生きていればどうしてもすぐに知りたいとか、知る必要があるという場面に遭遇する。そんなときに、そういった書籍はとても役に立つ。ただし、だからといってそういった本ばかり読んでいては、小泉の言うように人間の精神的な成長は望めないだろう。両者のバランスが大切となってくる。

また古典の読み方として、①読み進める②何回も読む、ということを挙げていた。確かに、小泉のアドバイスには賛同する部分がある。一方で、この2つだけでは不十分ではないか、というのが僕の意見である。この点に関して僕自身の経験も交えながら考えてみたい。

僕は、昨年の6月から先生と僕の2人で読書会を行っている。課題本はオルテガの『大衆の反逆』である。

これまで『大衆の反逆』を読み進めてきたが、とても難しい。難しいのだけれど、小泉の言うように読み進めてきたことで理解できたことは何回もあった。また最初から繰り返し読むことで1回目には不明瞭だった部分が理解できたこともあった。

その一方で、古典はただ単に古い本ではないとはいうものの、その多くが時代的に古い。何十年前、あるいは何百年前に書かれた本はとても多い。つまり現代と書かれた当時の状況とではかなり異なるということだ。

オルテガの『大衆の反逆』も1930年ごろに書かれた。今から約100年ほど前である。したがって、現代の視点から『大衆の反逆』を読んでも、意味が分からないという部分も多い。現代ではなく、当時と同じ目線でその本を読むことが必要となってくる。そこで必要なのが背景知識だと僕は思う。背景知識とはその本が書かれた当時の状況や、著者の想定などがそれに当たる。

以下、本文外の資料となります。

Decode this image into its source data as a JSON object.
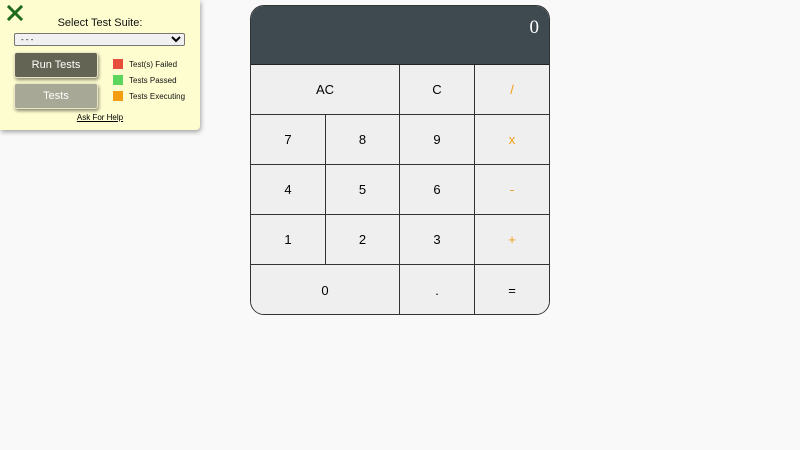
{
  "test_panel": {
    "close_icon": "close-x-icon",
    "close_color": "#1e6b1e",
    "suite_label": "Select Test Suite:",
    "suite_selected": "- - -",
    "run_tests_label": "Run Tests",
    "tests_label": "Tests",
    "legend": [
      {
        "label": "Test(s) Failed",
        "color": "#e74c3c"
      },
      {
        "label": "Tests Passed",
        "color": "#5cd65c"
      },
      {
        "label": "Tests Executing",
        "color": "#f39c12"
      }
    ],
    "help_link": "Ask For Help"
  },
  "calculator": {
    "display": "0",
    "keys": {
      "ac": "AC",
      "c": "C",
      "divide": "/",
      "seven": "7",
      "eight": "8",
      "nine": "9",
      "multiply": "x",
      "four": "4",
      "five": "5",
      "six": "6",
      "minus": "-",
      "one": "1",
      "two": "2",
      "three": "3",
      "plus": "+",
      "zero": "0",
      "decimal": ".",
      "equals": "="
    },
    "colors": {
      "display_bg": "#3f4a50",
      "key_bg": "#efefef",
      "operator": "#f39c12"
    }
  }
}
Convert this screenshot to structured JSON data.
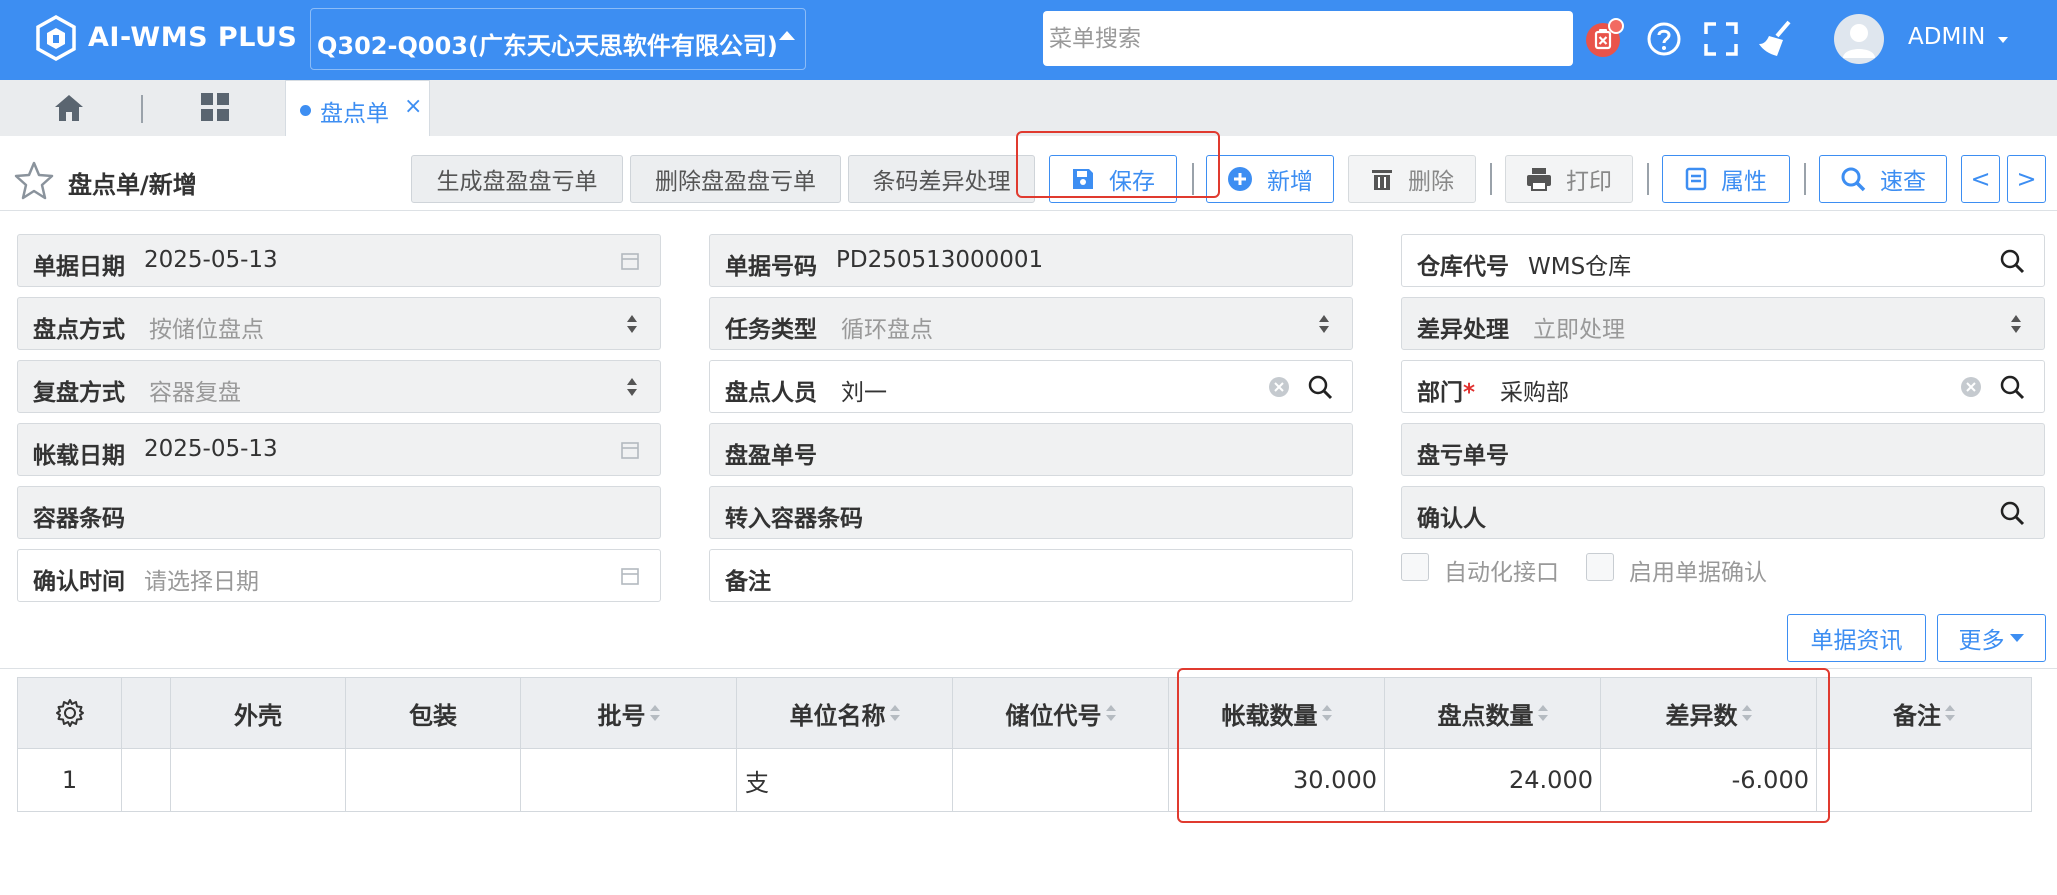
{
  "header": {
    "app_name": "AI-WMS PLUS",
    "company": "Q302-Q003(广东天心天思软件有限公司)",
    "menu_search_placeholder": "菜单搜索",
    "user_name": "ADMIN",
    "icons": [
      "notification-icon",
      "help-icon",
      "fullscreen-icon",
      "clean-icon",
      "user-avatar-icon"
    ]
  },
  "tabs": {
    "active_tab": "盘点单",
    "close_glyph": "×"
  },
  "toolbar": {
    "page_title": "盘点单/新增",
    "gen_profit_loss": "生成盘盈盘亏单",
    "del_profit_loss": "删除盘盈盘亏单",
    "barcode_diff": "条码差异处理",
    "save": "保存",
    "add": "新增",
    "delete": "删除",
    "print": "打印",
    "properties": "属性",
    "quick_search": "速查",
    "prev_glyph": "<",
    "next_glyph": ">"
  },
  "form": {
    "doc_date": {
      "label": "单据日期",
      "value": "2025-05-13"
    },
    "doc_no": {
      "label": "单据号码",
      "value": "PD250513000001"
    },
    "warehouse": {
      "label": "仓库代号",
      "value": "WMS仓库"
    },
    "count_method": {
      "label": "盘点方式",
      "value": "按储位盘点"
    },
    "task_type": {
      "label": "任务类型",
      "value": "循环盘点"
    },
    "diff_handling": {
      "label": "差异处理",
      "value": "立即处理"
    },
    "recount_method": {
      "label": "复盘方式",
      "value": "容器复盘"
    },
    "counter": {
      "label": "盘点人员",
      "value": "刘一"
    },
    "department": {
      "label": "部门",
      "required_mark": "*",
      "value": "采购部"
    },
    "book_date": {
      "label": "帐载日期",
      "value": "2025-05-13"
    },
    "profit_no": {
      "label": "盘盈单号",
      "value": ""
    },
    "loss_no": {
      "label": "盘亏单号",
      "value": ""
    },
    "container_barcode": {
      "label": "容器条码",
      "value": ""
    },
    "transfer_container": {
      "label": "转入容器条码",
      "value": ""
    },
    "confirmer": {
      "label": "确认人",
      "value": ""
    },
    "confirm_time": {
      "label": "确认时间",
      "placeholder": "请选择日期"
    },
    "remark": {
      "label": "备注",
      "value": ""
    },
    "auto_interface": "自动化接口",
    "enable_confirm": "启用单据确认"
  },
  "actions": {
    "doc_info": "单据资讯",
    "more": "更多"
  },
  "table": {
    "columns": [
      "外壳",
      "包装",
      "批号",
      "单位名称",
      "储位代号",
      "帐载数量",
      "盘点数量",
      "差异数",
      "备注"
    ],
    "rows": [
      {
        "no": "1",
        "shell": "",
        "pack": "",
        "batch": "",
        "unit": "支",
        "location": "",
        "book_qty": "30.000",
        "count_qty": "24.000",
        "diff": "-6.000",
        "remark": ""
      }
    ]
  }
}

オルテガを例にすれば、彼は『大衆の反逆』を、彼と同じ時代を生きていた人々を批判するために書いた。より厳密に言えば、1930年代のヨーロッパに住む人々を批判するために書いた。なぜ批判するのか、それはどんな批判なのかについては幅の都合上割愛する。気になる方は是非読んでみて欲しい。

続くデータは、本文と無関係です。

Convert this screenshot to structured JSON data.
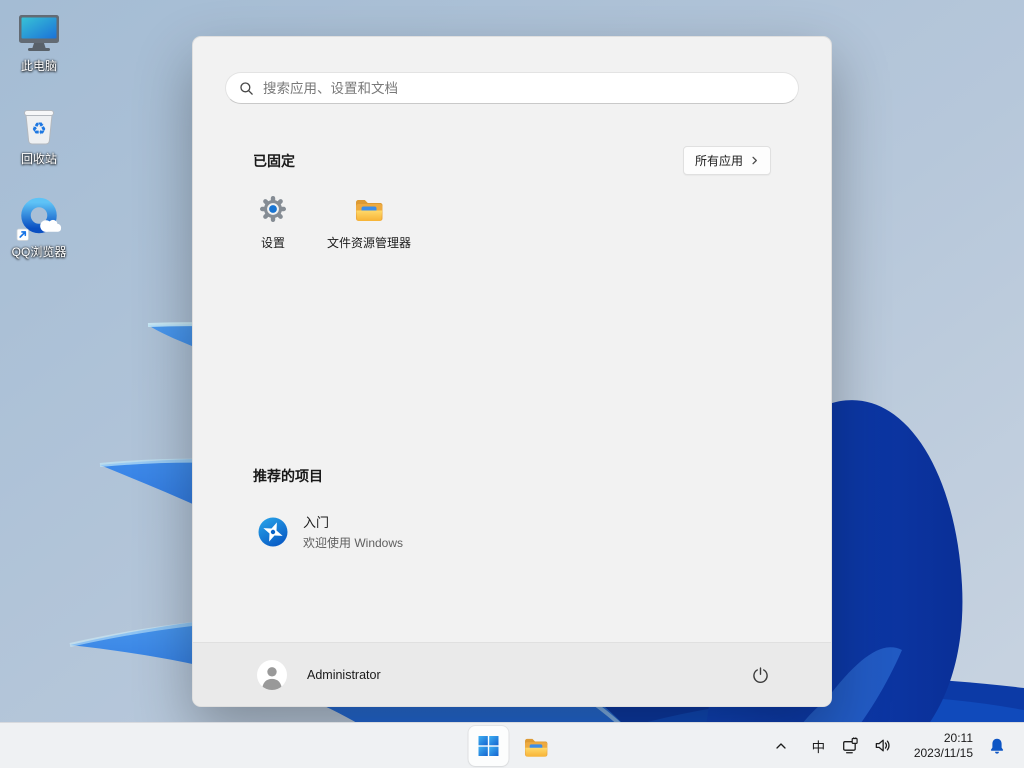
{
  "desktop": {
    "icons": [
      {
        "label": "此电脑",
        "icon": "this-pc-monitor"
      },
      {
        "label": "回收站",
        "icon": "recycle-bin"
      },
      {
        "label": "QQ浏览器",
        "icon": "qq-browser"
      }
    ]
  },
  "start_menu": {
    "search_placeholder": "搜索应用、设置和文档",
    "pinned_title": "已固定",
    "all_apps_label": "所有应用",
    "pinned_apps": [
      {
        "label": "设置",
        "icon": "settings-gear"
      },
      {
        "label": "文件资源管理器",
        "icon": "yellow-folder"
      }
    ],
    "recommended_title": "推荐的项目",
    "recommended_items": [
      {
        "title": "入门",
        "subtitle": "欢迎使用 Windows",
        "icon": "get-started-pinwheel"
      }
    ],
    "user_name": "Administrator"
  },
  "taskbar": {
    "ime_indicator": "中",
    "clock": {
      "time": "20:11",
      "date": "2023/11/15"
    }
  },
  "colors": {
    "accent_blue": "#1466cc",
    "bell_blue": "#0d55c4",
    "menu_bg": "#f2f2f2",
    "user_bar_bg": "#eaeaea",
    "taskbar_bg": "#eff1f3",
    "wallpaper_base": "#aec3d8"
  }
}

1930年を考えてみると、1922年にはイタリアでファシスト党が政権を取った。1933年にはドイツでナチスが政権の座に就いた。また彼はスペイン出身であるが、1936年から1939年にかけてスペイン内部では内戦が起きていた。同じ1939年には、ドイツがポーランドに侵攻し第2次世界大戦が勃発している。

つまり1930年というのは、革命とファシズムの真っ最中ということになる。これは僕の想像であるが、イタリアやドイツで独裁的な政権が誕生し、人々がそれに熱狂し戦争へと突き進んでいく様子を踏まえて、『大衆の反逆』を書いたのではないだろうか。

話を戻せば、このような情報は、『大衆の反逆』だけ読んでいても分からない。他の本や情報を参照する必要がある。それによって初めて著者と同じ目線に立つことができる。小泉のアドバイスに加えて、こうした背景知識があることで、より古典を読むことが出来るのではないだろうか。

終りに

本書の第1刷は1950年に出版された。今からおよそ70年も前である。当時と今とでは世界は全く異なるにも関わらず、その内容は輝きを失っていない。むしろ日々大量の情報が行き交う現代だからこそ、通ずる教訓がある。

情報の洪水と呼ばれる今だからこそ読みたい1冊である。